Trattoria Alba: cesto di pomodori pachino posti all'entrata
Trattoria Alba: cesto di pomodori pachino costulati posti all’entrata

Pochi minuti dopo, come preannunciato, il signor Pippo Culoso fa il suo ingresso in sala.

A settantasei anni portati con grande stile, non è uno di quei personaggi che ha bisogno di apparire. Originario di Taormina, è a Monaco dall’inizio degli Anni Settanta.

Ci fa accomodare a un tavolo vicino alla cucina, ci offre un caffè, ha un modo di fare diretto e si capisce che vuole “arrivare subito al sodo”, non si toglie neanche il giubbino. “Ho disdetto varie interviste ultimamente” dice, per rimarcare che il tempo è sempre poco. In realtà, di tempo ce ne concede molto e trascorriamo una piacevolissima ora insieme.

Cerchiamo di entrare in sintonia facendogli i complimenti per i riconoscimenti ottenuti, ma lui fa spallucce e se ci siamo chiesti perché non avesse un sito web lo capiamo subito.
È una persona che fa della tradizione il suo cruccio, “La cucina è il mio sito web”.

Trattoria Alba: Pippo Culoso
Trattoria Alba: Pippo Culoso

I suoi clienti sono quasi tutti fissi, perché la cucina tradizionale che offre non ha bisogno di pubblicità: chi la prova ci torna. Per questo motivo i riconoscimenti e le stelle Michelin non sono per lui fondamentali: “Quello che conta” dice “è il rispetto delle regole della gastronomia italiana”, valore che a suo parere si sta sempre più perdendo. “Se un cliente viene da me e chiede degli spaghetti all’amatriciana perché li ha assaggiati a Roma, io devo fargli un’amatriciana come trova in Italia, non un’amatriciana fatta a modo mio. So che ci sono tanti ristoranti italiani, anche di altissima qualità, che si cimentano in una cucina creativa, ma io continuo a credere nella cucina tradizionale.”

Prima ancora di fargli la prima domanda, inizia a raccontarci fatti e aneddoti della sua vita e ci accorgiamo presto di avere a che fare con un personaggio storico per la gastronomia italiana a Monaco e in Germania.

Apprendiamo che ha contribuito a esportare alcuni prodotti tipici italiani in Baviera, come l’aceto balsamico tradizionale di Modena e l’Aperol. È stato uno dei primi a portare alcune casse di prosecco in Germania e non avendo la soda per lo spritz fu uno dei primi, se non il primo, a usare il prosecco per dare il brio delle bollicine. “Se avessi preso l’esclusiva dell’Aperol Spritz ora sarei ricco sfondato” ammette scherzando.
Non solo prodotti ma anche pietanze come gli spaghetti neri e la tartara di tonno hanno deliziato i palati tedeschi grazie a lui.
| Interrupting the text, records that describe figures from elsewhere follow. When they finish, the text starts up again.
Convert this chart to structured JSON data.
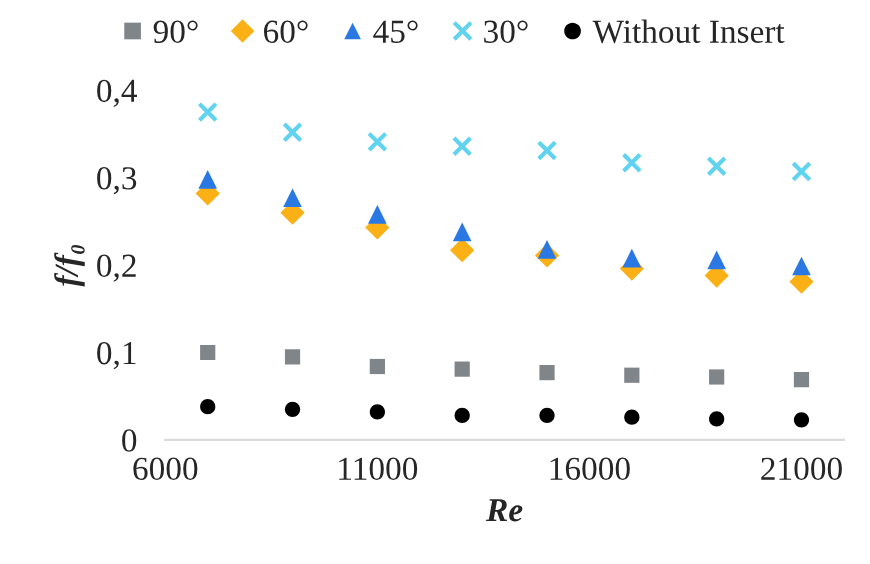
{
  "chart_data": {
    "type": "scatter",
    "xlabel": "Re",
    "ylabel": "f/f₀",
    "x": [
      7000,
      9000,
      11000,
      13000,
      15000,
      17000,
      19000,
      21000
    ],
    "series": [
      {
        "name": "90°",
        "color": "#7f8588",
        "marker": "square",
        "values": [
          0.1,
          0.095,
          0.084,
          0.081,
          0.077,
          0.074,
          0.072,
          0.069
        ]
      },
      {
        "name": "60°",
        "color": "#fbb016",
        "marker": "diamond",
        "values": [
          0.282,
          0.26,
          0.243,
          0.217,
          0.211,
          0.196,
          0.188,
          0.181
        ]
      },
      {
        "name": "45°",
        "color": "#2a78e4",
        "marker": "triangle",
        "values": [
          0.298,
          0.277,
          0.258,
          0.238,
          0.218,
          0.208,
          0.206,
          0.199
        ]
      },
      {
        "name": "30°",
        "color": "#5fd3f0",
        "marker": "cross",
        "values": [
          0.375,
          0.352,
          0.341,
          0.336,
          0.331,
          0.317,
          0.313,
          0.307
        ]
      },
      {
        "name": "Without Insert",
        "color": "#000000",
        "marker": "circle",
        "values": [
          0.038,
          0.035,
          0.032,
          0.028,
          0.028,
          0.026,
          0.024,
          0.023
        ]
      }
    ],
    "xlim": [
      6000,
      22000
    ],
    "xticks": [
      6000,
      11000,
      16000,
      21000
    ],
    "ylim": [
      0,
      0.4
    ],
    "yticks": [
      0,
      {
        "value": 0.1,
        "label": "0,1"
      },
      {
        "value": 0.2,
        "label": "0,2"
      },
      {
        "value": 0.3,
        "label": "0,3"
      },
      {
        "value": 0.4,
        "label": "0,4"
      }
    ],
    "grid": false,
    "legend": "top"
  }
}
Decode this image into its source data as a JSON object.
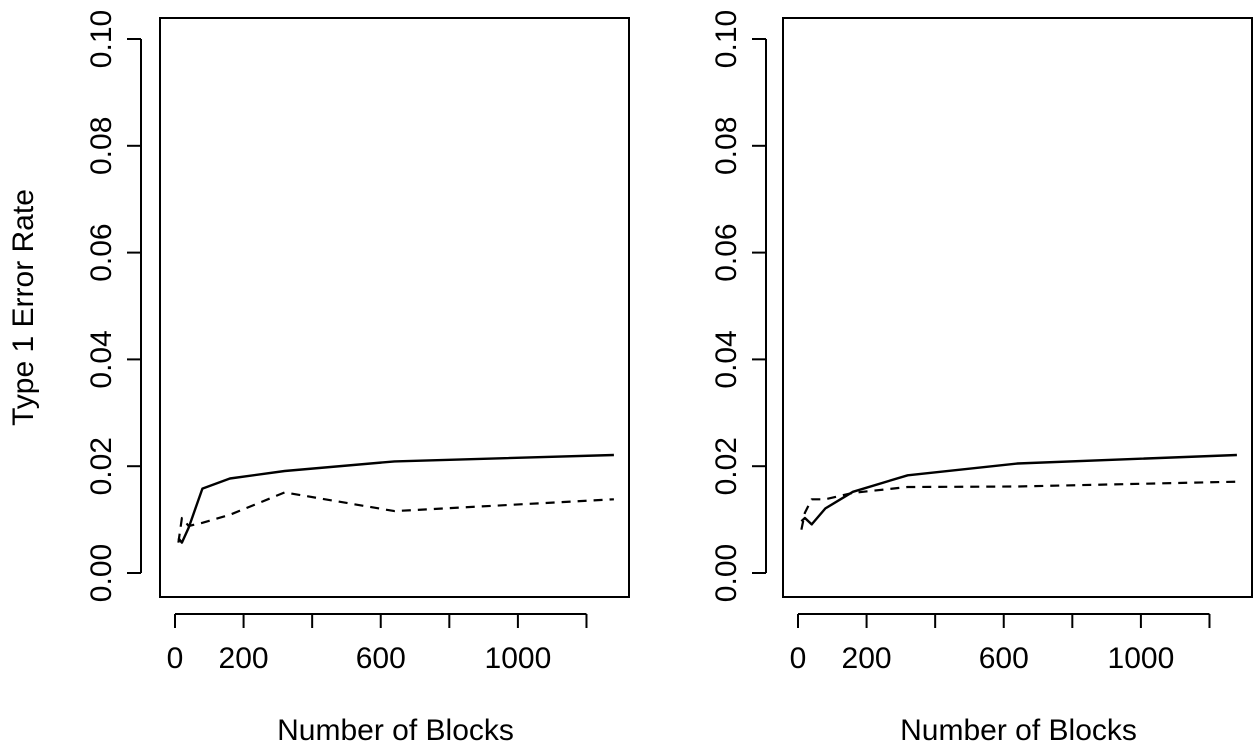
{
  "chart_data": [
    {
      "type": "line",
      "title": "",
      "xlabel": "Number of Blocks",
      "ylabel": "Type 1 Error Rate",
      "xlim": [
        0,
        1280
      ],
      "ylim": [
        0,
        0.1
      ],
      "x_ticks": [
        0,
        200,
        400,
        600,
        800,
        1000,
        1200
      ],
      "x_tick_labels": [
        "0",
        "200",
        "",
        "600",
        "",
        "1000",
        ""
      ],
      "y_ticks": [
        0,
        0.02,
        0.04,
        0.06,
        0.08,
        0.1
      ],
      "y_tick_labels": [
        "0.00",
        "0.02",
        "0.04",
        "0.06",
        "0.08",
        "0.10"
      ],
      "grid": false,
      "series": [
        {
          "style": "solid",
          "x": [
            10,
            20,
            40,
            80,
            160,
            320,
            640,
            1280
          ],
          "y": [
            0.0065,
            0.0057,
            0.0085,
            0.0158,
            0.0177,
            0.0191,
            0.0209,
            0.0221
          ]
        },
        {
          "style": "dashed",
          "x": [
            10,
            20,
            40,
            80,
            160,
            320,
            640,
            1280
          ],
          "y": [
            0.0057,
            0.0103,
            0.0088,
            0.0094,
            0.0109,
            0.0151,
            0.0116,
            0.0138
          ]
        }
      ]
    },
    {
      "type": "line",
      "title": "",
      "xlabel": "Number of Blocks",
      "ylabel": "",
      "xlim": [
        0,
        1280
      ],
      "ylim": [
        0,
        0.1
      ],
      "x_ticks": [
        0,
        200,
        400,
        600,
        800,
        1000,
        1200
      ],
      "x_tick_labels": [
        "0",
        "200",
        "",
        "600",
        "",
        "1000",
        ""
      ],
      "y_ticks": [
        0,
        0.02,
        0.04,
        0.06,
        0.08,
        0.1
      ],
      "y_tick_labels": [
        "0.00",
        "0.02",
        "0.04",
        "0.06",
        "0.08",
        "0.10"
      ],
      "grid": false,
      "series": [
        {
          "style": "solid",
          "x": [
            10,
            20,
            40,
            80,
            160,
            320,
            640,
            1280
          ],
          "y": [
            0.0097,
            0.0103,
            0.0091,
            0.0121,
            0.0152,
            0.0183,
            0.0205,
            0.0221
          ]
        },
        {
          "style": "dashed",
          "x": [
            10,
            20,
            40,
            80,
            160,
            320,
            640,
            1280
          ],
          "y": [
            0.0081,
            0.0113,
            0.0138,
            0.0138,
            0.015,
            0.0161,
            0.0162,
            0.0171
          ]
        }
      ]
    }
  ]
}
Salta da una storia a un’altra, da un luogo a un altro, da un’epoca a un’altra e noi restiamo ad ascoltarlo e a lasciarci trasportare. “All’inizio degli Anni Ottanta abbiamo fondato a Roma l’associazione ONLUS “Ciao Italia” per fare rispettare il marchio della cucina italiana – Spiega al Sole Italiano -, ma chi è che lo fa rispettare oggi? In pochi. Oggi la cucina italiana la può fare chiunque e anche tra gli italiani di professionisti ce ne sono pochi.

E la colpa è di noi italiani che non teniamo più alla professionalità di una volta. Però negli anni abbiamo raggiunto anche tante conquiste: per esempio adesso il cliente discute con il cameriere su cosa vuole mangiare, su cosa non può mangiare, s’informa sull’origine dei prodotti, si lascia consigliare sui vini. Una volta invece il cliente non si fermava mai a chiedere.

Ma abbiamo ancora un paio di punti da migliorare. Per prima cosa il tedesco reclama troppo poco. Se un cliente mi dice: “Pippo, l’espresso non è buono“ allora io

Trattoria Alba: momenti dell'intervista
Trattoria Alba: momenti dell’intervista

mi devo ingegnare per capire cosa ho fatto di sbagliato e migliorarmi, ma se non lo so, non posso andargli incontro. L’altro giorno una signora ha cosparso di sale il suo piatto di tagliatelle pensando che fosse parmigiano grattugiato. Soltanto parlando con gli amici che avevano preso il suo stesso piatto si è resa conto dell’errore. Ma se non se ne fosse accorta, avrebbe pensato che qui da noi la cucina è troppo salata e non avrebbe mai consigliato il nostro locale ad altri. Per questo è sempre importante consultarsi con i camerieri o con il cuoco.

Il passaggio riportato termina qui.